Dewan pimpinan pusat adalah pusat pengendalian strategi partai. Bahkan dewan pimpinan pusat sudah memiliki badan pemenangan pemilu dan Megawati sudah mempunyai war room yang bisa memantau dan meng-update perkembangan politik dari waktu ke waktu.
Pembentukkan “dewan-dewan” hanyalah menghabiskan energi politik, di saat konsentrasi kebangsaan dan kenegaraan adalah membumikan kebijakan-kebijakan pemerintah yang didukung PDI-P.
Pasca kenaikan harga bahan bakar minyak (BBM) dan lonjakan inflasi yang menurunkan daya beli masyarakat, justru harus disikapi dengan cerdas oleh PDI-P. Harapan wong cilik akan kemudahan untuk mencari pangan, cukup sandang, dan ketersediaan papan harus terus diperjuangkan dan diwujudkan PDI-P.
Pengalaman lama menjadi “cantrik” Megawati Soekarnoputeri sejak 2004 hingga 2010, setelah sebelumnya menjadi wartawan embedeed sejak kisruh PDI (nama sebelum PDI-P) dikuyo-kuyo rezim Soeharto jelang Kerusuhan 27 Juli 1996, saya memahami betul insting dan feeling Megawati saat menghadapi masa-masa genting.
Megawati tidak suka ditekan atau dipaksa.
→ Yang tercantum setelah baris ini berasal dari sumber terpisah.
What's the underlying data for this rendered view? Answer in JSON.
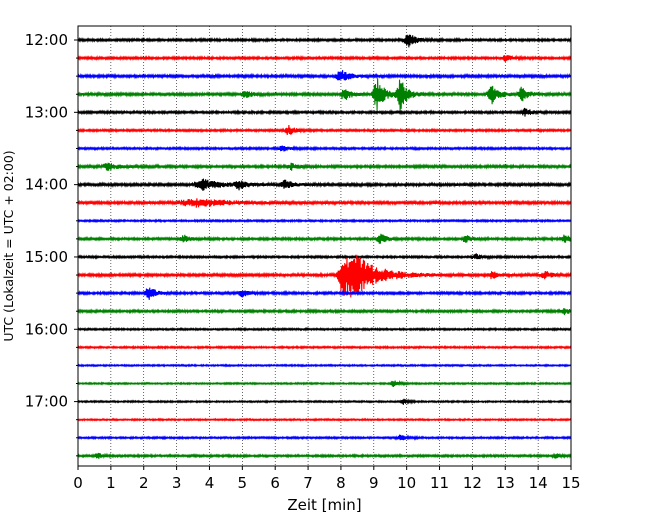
{
  "chart_data": {
    "type": "line",
    "xlabel": "Zeit  [min]",
    "ylabel": "UTC (Lokalzeit = UTC + 02:00)",
    "xlim": [
      0,
      15
    ],
    "x_ticks": [
      "0",
      "1",
      "2",
      "3",
      "4",
      "5",
      "6",
      "7",
      "8",
      "9",
      "10",
      "11",
      "12",
      "13",
      "14",
      "15"
    ],
    "grid": "vertical dotted",
    "trace_minutes": 15,
    "start_time": "12:00",
    "y_tick_labels": [
      "12:00",
      "13:00",
      "14:00",
      "15:00",
      "16:00",
      "17:00"
    ],
    "colors": [
      "#000000",
      "#ff0000",
      "#0000ff",
      "#008000"
    ],
    "traces": [
      {
        "time": "12:00",
        "color": "#000000",
        "noise": 0.9,
        "events": [
          {
            "t": 10.05,
            "a": 7,
            "d": 0.35
          }
        ]
      },
      {
        "time": "12:15",
        "color": "#ff0000",
        "noise": 0.9,
        "events": [
          {
            "t": 13.0,
            "a": 3,
            "d": 0.3
          }
        ]
      },
      {
        "time": "12:30",
        "color": "#0000ff",
        "noise": 1.0,
        "events": [
          {
            "t": 8.0,
            "a": 6,
            "d": 0.4
          }
        ]
      },
      {
        "time": "12:45",
        "color": "#008000",
        "noise": 1.0,
        "events": [
          {
            "t": 5.1,
            "a": 4,
            "d": 0.3
          },
          {
            "t": 8.1,
            "a": 7,
            "d": 0.3
          },
          {
            "t": 9.1,
            "a": 16,
            "d": 0.35
          },
          {
            "t": 9.8,
            "a": 15,
            "d": 0.35
          },
          {
            "t": 12.6,
            "a": 9,
            "d": 0.35
          },
          {
            "t": 13.5,
            "a": 7,
            "d": 0.3
          }
        ]
      },
      {
        "time": "13:00",
        "color": "#000000",
        "noise": 0.9,
        "events": [
          {
            "t": 13.6,
            "a": 4,
            "d": 0.3
          }
        ]
      },
      {
        "time": "13:15",
        "color": "#ff0000",
        "noise": 0.8,
        "events": [
          {
            "t": 6.4,
            "a": 5,
            "d": 0.3
          }
        ]
      },
      {
        "time": "13:30",
        "color": "#0000ff",
        "noise": 0.8,
        "events": [
          {
            "t": 6.2,
            "a": 3,
            "d": 0.3
          }
        ]
      },
      {
        "time": "13:45",
        "color": "#008000",
        "noise": 1.0,
        "events": [
          {
            "t": 0.9,
            "a": 4,
            "d": 0.4
          },
          {
            "t": 6.5,
            "a": 3,
            "d": 0.3
          }
        ]
      },
      {
        "time": "14:00",
        "color": "#000000",
        "noise": 1.0,
        "events": [
          {
            "t": 3.8,
            "a": 5,
            "d": 0.8
          },
          {
            "t": 4.9,
            "a": 4,
            "d": 0.4
          },
          {
            "t": 6.3,
            "a": 4,
            "d": 0.4
          }
        ]
      },
      {
        "time": "14:15",
        "color": "#ff0000",
        "noise": 1.0,
        "events": [
          {
            "t": 3.6,
            "a": 4,
            "d": 1.6
          }
        ]
      },
      {
        "time": "14:30",
        "color": "#0000ff",
        "noise": 0.7,
        "events": []
      },
      {
        "time": "14:45",
        "color": "#008000",
        "noise": 0.9,
        "events": [
          {
            "t": 3.2,
            "a": 4,
            "d": 0.3
          },
          {
            "t": 9.2,
            "a": 5,
            "d": 0.3
          },
          {
            "t": 11.8,
            "a": 4,
            "d": 0.3
          },
          {
            "t": 14.8,
            "a": 4,
            "d": 0.3
          }
        ]
      },
      {
        "time": "15:00",
        "color": "#000000",
        "noise": 0.8,
        "events": [
          {
            "t": 12.1,
            "a": 3,
            "d": 0.3
          }
        ]
      },
      {
        "time": "15:15",
        "color": "#ff0000",
        "noise": 1.0,
        "events": [
          {
            "t": 8.05,
            "a": 13,
            "d": 0.4
          },
          {
            "t": 8.4,
            "a": 20,
            "d": 1.1
          },
          {
            "t": 12.6,
            "a": 4,
            "d": 0.3
          },
          {
            "t": 14.2,
            "a": 4,
            "d": 0.3
          }
        ]
      },
      {
        "time": "15:30",
        "color": "#0000ff",
        "noise": 0.9,
        "events": [
          {
            "t": 2.15,
            "a": 7,
            "d": 0.3
          },
          {
            "t": 5.0,
            "a": 4,
            "d": 0.3
          }
        ]
      },
      {
        "time": "15:45",
        "color": "#008000",
        "noise": 0.9,
        "events": [
          {
            "t": 14.8,
            "a": 3,
            "d": 0.3
          }
        ]
      },
      {
        "time": "16:00",
        "color": "#000000",
        "noise": 0.7,
        "events": []
      },
      {
        "time": "16:15",
        "color": "#ff0000",
        "noise": 0.7,
        "events": []
      },
      {
        "time": "16:30",
        "color": "#0000ff",
        "noise": 0.6,
        "events": []
      },
      {
        "time": "16:45",
        "color": "#008000",
        "noise": 0.6,
        "events": [
          {
            "t": 9.6,
            "a": 4,
            "d": 0.2
          }
        ]
      },
      {
        "time": "17:00",
        "color": "#000000",
        "noise": 0.6,
        "events": [
          {
            "t": 9.9,
            "a": 3,
            "d": 0.2
          }
        ]
      },
      {
        "time": "17:15",
        "color": "#ff0000",
        "noise": 0.6,
        "events": []
      },
      {
        "time": "17:30",
        "color": "#0000ff",
        "noise": 0.7,
        "events": [
          {
            "t": 9.8,
            "a": 3,
            "d": 0.3
          }
        ]
      },
      {
        "time": "17:45",
        "color": "#008000",
        "noise": 0.8,
        "events": [
          {
            "t": 0.6,
            "a": 3,
            "d": 0.2
          },
          {
            "t": 14.5,
            "a": 3,
            "d": 0.2
          }
        ]
      }
    ]
  }
}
Jika ditekan dan dipaksa, justru sikapnya semakin mengeras dan kian teguh.
Saya masih ingat di saat rezim Orde Baru masih bertaji kuat, Megawati kerap menolak utusan Soeharto, baik yang militer berpangkat tinggi atau menteri-menteri Cendana yang ingin melunakkan sikap Megawati. Megawati tidak mau diatur apalagi didikte!
Sikap “berani” Jokowi yang nekad mendatangi Ukraina dan Rusia dengan datang langsung ke Kyiv akhir Juni 2022 di tengah ancaman serangan Rusia sewaktu-waktu mengingatkan saya akan keberanian Megawati. Bisa jadi, Jokowi terinspirasi dengan kenekadan dua presiden sebelumnya, Soekarno dan Megawati.
Saat mendatangi Maluku ketika ketegangan kerusuhan bernuansa SARA masih berkecamuk, Mei 2004, atau saat mengunjungi Banda Aceh ketika konflik Aceh masih bertensi tinggi, Maret 2004, saya melihat betapa Pasukan Pengamanan Presiden (Paspampres) begitu “ketar-ketir” dengan potensi kerawanan keamanan. Saya yang tidak memakai rompi anti peluru, demikian juga Megawati, begitu percaya betul dengan kemampuan Paspampres selain perlindungan Allah SWT.
Jelang keruntuhan Soeharto, Megawati sudah bernalar kuat bahwa sikap politik yang akan disampaikan adalah menolak keikutsertaan PDI dalam Pemilu 1997. Keruntuhan kepemimpinan otoriter Soeharto tidak terlepas dari konstribusi Megawati dan PDI.
Ketika Megawati meng-endoorse penuh Jokowi sebagai calon wali kota Solo tahun 2005 serta berlanjut dengan pengajuan sebagai calon gubernur DKI di 2012, Megawati justru mendapat pertentangan dari lingkar terdalamnya.